Il cognome che si porta dietro era già noto prima di lei, visto che sua zia Sônia è praticamente l’attrice brasiliana più famosa al mondo negli ultimi trent’anni: la sensuale, misteriosa Donna ragno icona della femminilità che turbava i sogni del gay cinefilo William Hurt e del suo compagno di cella Raoul Julia, o l’orgogliosa Julia della proto-telenovela Dancing Days. Rapido check delle somiglianze. Sguardo caliente: c’è. Modi felini: pure. Cioè ha ereditato il necessario, la nipotina Alice Braga (compresa la voglia di scavalcare in fretta i confini e trasformarsi in una stella internazionale). Ma da qui in poi è il caso di concentrarsi sulle differenze.

Gli occhi? Sono molto meno malinconici e parecchio vivaci, il che la rende intrigante con brio. Il corpo: più minuto, ma perfetto. Ed è terribilmente precoce, visto che a soli 25 anni sta scalando i gradini di Hollywood con una velocità sorprendente: l’inverno scorso al fianco di Will Smith come unica presenza femminile che invadeva il suo apocalittico mondo solitario in Io sono leggenda, nei prossimi mesi la vedremo costantemente vicino a star come Jude Law, Sean Penn, Harrison Ford. Eppure l’espressione semplice e incantata di ogni cosa la circondi («per me è tutto nuovo, una continua scoperta») ce l’ha ancora. Quasi senza un filo di trucco, per ora non si scoccia neppure alla domanda di rito sulla discendenza famosa.

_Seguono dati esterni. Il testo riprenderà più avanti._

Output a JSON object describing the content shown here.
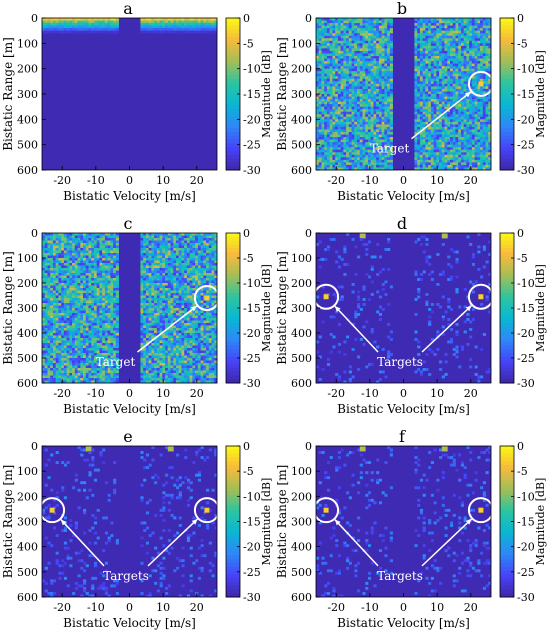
{
  "figure": {
    "colormap": [
      "#3e26a8",
      "#4743f8",
      "#2e87f7",
      "#0ab6d4",
      "#2cc5a0",
      "#a4be56",
      "#f7ba3c",
      "#f9fb15"
    ]
  },
  "chart_data": [
    {
      "type": "heatmap",
      "panel": "a",
      "xlabel": "Bistatic Velocity [m/s]",
      "ylabel": "Bistatic Range [m]",
      "x_ticks": [
        -20,
        -10,
        0,
        10,
        20
      ],
      "y_ticks": [
        0,
        100,
        200,
        300,
        400,
        500,
        600
      ],
      "xlim": [
        -26,
        26
      ],
      "ylim": [
        600,
        0
      ],
      "colorbar": {
        "label": "Magnitude [dB]",
        "ticks": [
          0,
          -5,
          -10,
          -15,
          -20,
          -25,
          -30
        ],
        "range": [
          -30,
          0
        ]
      },
      "description_values": {
        "pattern": "strong return near zero range decaying with range; clutter notch |v|<3",
        "noise_floor_db": -30,
        "peak_db": 0
      },
      "targets": [],
      "annotation": ""
    },
    {
      "type": "heatmap",
      "panel": "b",
      "xlabel": "Bistatic Velocity [m/s]",
      "ylabel": "Bistatic Range [m]",
      "x_ticks": [
        -20,
        -10,
        0,
        10,
        20
      ],
      "y_ticks": [
        0,
        100,
        200,
        300,
        400,
        500,
        600
      ],
      "xlim": [
        -26,
        26
      ],
      "ylim": [
        600,
        0
      ],
      "colorbar": {
        "label": "Magnitude [dB]",
        "ticks": [
          0,
          -5,
          -10,
          -15,
          -20,
          -25,
          -30
        ],
        "range": [
          -30,
          0
        ]
      },
      "description_values": {
        "pattern": "dense noise -25 to -10 dB; clutter notch |v|<3",
        "noise_floor_db": -20
      },
      "targets": [
        {
          "velocity": 23,
          "range": 260
        }
      ],
      "annotation": "Target"
    },
    {
      "type": "heatmap",
      "panel": "c",
      "xlabel": "Bistatic Velocity [m/s]",
      "ylabel": "Bistatic Range [m]",
      "x_ticks": [
        -20,
        -10,
        0,
        10,
        20
      ],
      "y_ticks": [
        0,
        100,
        200,
        300,
        400,
        500,
        600
      ],
      "xlim": [
        -26,
        26
      ],
      "ylim": [
        600,
        0
      ],
      "colorbar": {
        "label": "Magnitude [dB]",
        "ticks": [
          0,
          -5,
          -10,
          -15,
          -20,
          -25,
          -30
        ],
        "range": [
          -30,
          0
        ]
      },
      "description_values": {
        "pattern": "dense noise -25 to -10 dB; clutter notch |v|<3",
        "noise_floor_db": -20
      },
      "targets": [
        {
          "velocity": 23,
          "range": 260
        }
      ],
      "annotation": "Target"
    },
    {
      "type": "heatmap",
      "panel": "d",
      "xlabel": "Bistatic Velocity [m/s]",
      "ylabel": "Bistatic Range [m]",
      "x_ticks": [
        -20,
        -10,
        0,
        10,
        20
      ],
      "y_ticks": [
        0,
        100,
        200,
        300,
        400,
        500,
        600
      ],
      "xlim": [
        -26,
        26
      ],
      "ylim": [
        600,
        0
      ],
      "colorbar": {
        "label": "Magnitude [dB]",
        "ticks": [
          0,
          -5,
          -10,
          -15,
          -20,
          -25,
          -30
        ],
        "range": [
          -30,
          0
        ]
      },
      "description_values": {
        "pattern": "sparse residual noise near -30 dB; clutter notch |v|<3",
        "noise_floor_db": -30
      },
      "targets": [
        {
          "velocity": -23,
          "range": 255
        },
        {
          "velocity": 23,
          "range": 255
        }
      ],
      "annotation": "Targets"
    },
    {
      "type": "heatmap",
      "panel": "e",
      "xlabel": "Bistatic Velocity [m/s]",
      "ylabel": "Bistatic Range [m]",
      "x_ticks": [
        -20,
        -10,
        0,
        10,
        20
      ],
      "y_ticks": [
        0,
        100,
        200,
        300,
        400,
        500,
        600
      ],
      "xlim": [
        -26,
        26
      ],
      "ylim": [
        600,
        0
      ],
      "colorbar": {
        "label": "Magnitude [dB]",
        "ticks": [
          0,
          -5,
          -10,
          -15,
          -20,
          -25,
          -30
        ],
        "range": [
          -30,
          0
        ]
      },
      "description_values": {
        "pattern": "sparse residual noise near -30 dB; clutter notch |v|<3",
        "noise_floor_db": -30
      },
      "targets": [
        {
          "velocity": -23,
          "range": 255
        },
        {
          "velocity": 23,
          "range": 255
        }
      ],
      "annotation": "Targets"
    },
    {
      "type": "heatmap",
      "panel": "f",
      "xlabel": "Bistatic Velocity [m/s]",
      "ylabel": "Bistatic Range [m]",
      "x_ticks": [
        -20,
        -10,
        0,
        10,
        20
      ],
      "y_ticks": [
        0,
        100,
        200,
        300,
        400,
        500,
        600
      ],
      "xlim": [
        -26,
        26
      ],
      "ylim": [
        600,
        0
      ],
      "colorbar": {
        "label": "Magnitude [dB]",
        "ticks": [
          0,
          -5,
          -10,
          -15,
          -20,
          -25,
          -30
        ],
        "range": [
          -30,
          0
        ]
      },
      "description_values": {
        "pattern": "sparse residual noise near -30 dB; clutter notch |v|<3",
        "noise_floor_db": -30
      },
      "targets": [
        {
          "velocity": -23,
          "range": 255
        },
        {
          "velocity": 23,
          "range": 255
        }
      ],
      "annotation": "Targets"
    }
  ]
}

Meglio farla subito: «Mia zia Sônia? La ammiro moltissimo, ma se mi ha influenzato lo ha fatto a distanza», ribatte Alice. «In tutti questi anni il nostro rapporto si è svolto soprattutto per telefono o via email, perché era sempre lontana. Nell’83, quando sono nata, lei ha cominciato a lavorare negli Stati Uniti e si è trasferita a vivere lì; è tornata in Brasile soltanto di recente, ma adesso sono io quella che parte e non c’è quasi mai».

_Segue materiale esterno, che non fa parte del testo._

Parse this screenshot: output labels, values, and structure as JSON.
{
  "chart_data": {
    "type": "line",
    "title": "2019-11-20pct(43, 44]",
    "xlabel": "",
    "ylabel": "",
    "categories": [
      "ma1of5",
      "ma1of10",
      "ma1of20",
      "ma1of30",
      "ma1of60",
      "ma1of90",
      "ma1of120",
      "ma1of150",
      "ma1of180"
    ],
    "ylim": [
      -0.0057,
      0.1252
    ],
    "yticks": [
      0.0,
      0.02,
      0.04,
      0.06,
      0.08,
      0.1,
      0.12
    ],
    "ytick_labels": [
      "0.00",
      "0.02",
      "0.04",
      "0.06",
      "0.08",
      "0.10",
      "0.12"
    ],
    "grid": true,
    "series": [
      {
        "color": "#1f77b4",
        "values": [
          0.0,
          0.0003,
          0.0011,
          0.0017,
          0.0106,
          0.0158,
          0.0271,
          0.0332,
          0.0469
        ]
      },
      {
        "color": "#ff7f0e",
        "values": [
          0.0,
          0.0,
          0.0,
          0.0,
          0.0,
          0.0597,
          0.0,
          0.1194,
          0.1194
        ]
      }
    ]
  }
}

La responsabilità della sua passione per il cinema Alice la fa in realtà ricadere quasi tutta su Ana Maria, sorella minore di Sônia e anche lei attrice, montatrice, oggi passata alla regia in teatro: «È assolutamente tutta colpa di mia madre! Quando andavo a scuola spesso bigiavo e mi presentavo sui set dove lavorava, per spiarla: sono cresciuta in questo ambiente, l’ho respirato fin da bambina, me ne sono innamorata e ho sempre saputo che l’unica cosa che avrei voluto fare nella vita sarebbe stato il cinema». Quando si dice la determinazione. Persino la scelta di usare il cognome Braga la fa dipendere da lei piuttosto che dalla notorietà di Sônia: «È nato quasi per caso, io probabilmente avrei preferito usare il cognome di mio padre, Moraes (giornalista affermato, autore di programmi e docente universitario, ndr). Ma da bambina è capitato che accompagnassi mia madre mentre girava delle pubblicità: non stavo mai zitta, ero spigliata e subito mi hanno coinvolta nel lavoro. Ho girato il mio primo spot a 8 anni, per uno yogurt. Da allora hanno cominciato a dire “chiamiamo la figlia di Annina Braga, Lili”. Così sono diventata Lili Braga. Crescendo ho ripreso a usare Alice, perché il diminutivo Lili mi sembrava un po’ infantile, più banale». La prima chance al cinema è arrivata quando aveva 17 anni e stava ancora finendo il liceo: Fernando Meirelles l’ha scelta per la parte di Anjelica, l’oggetto d’amore di uno dei due protagonisti di Città di Dio, un film che ha avuto premi e candidature ai Golden Globe e all’Oscar ed è stato visto in tutto il mondo.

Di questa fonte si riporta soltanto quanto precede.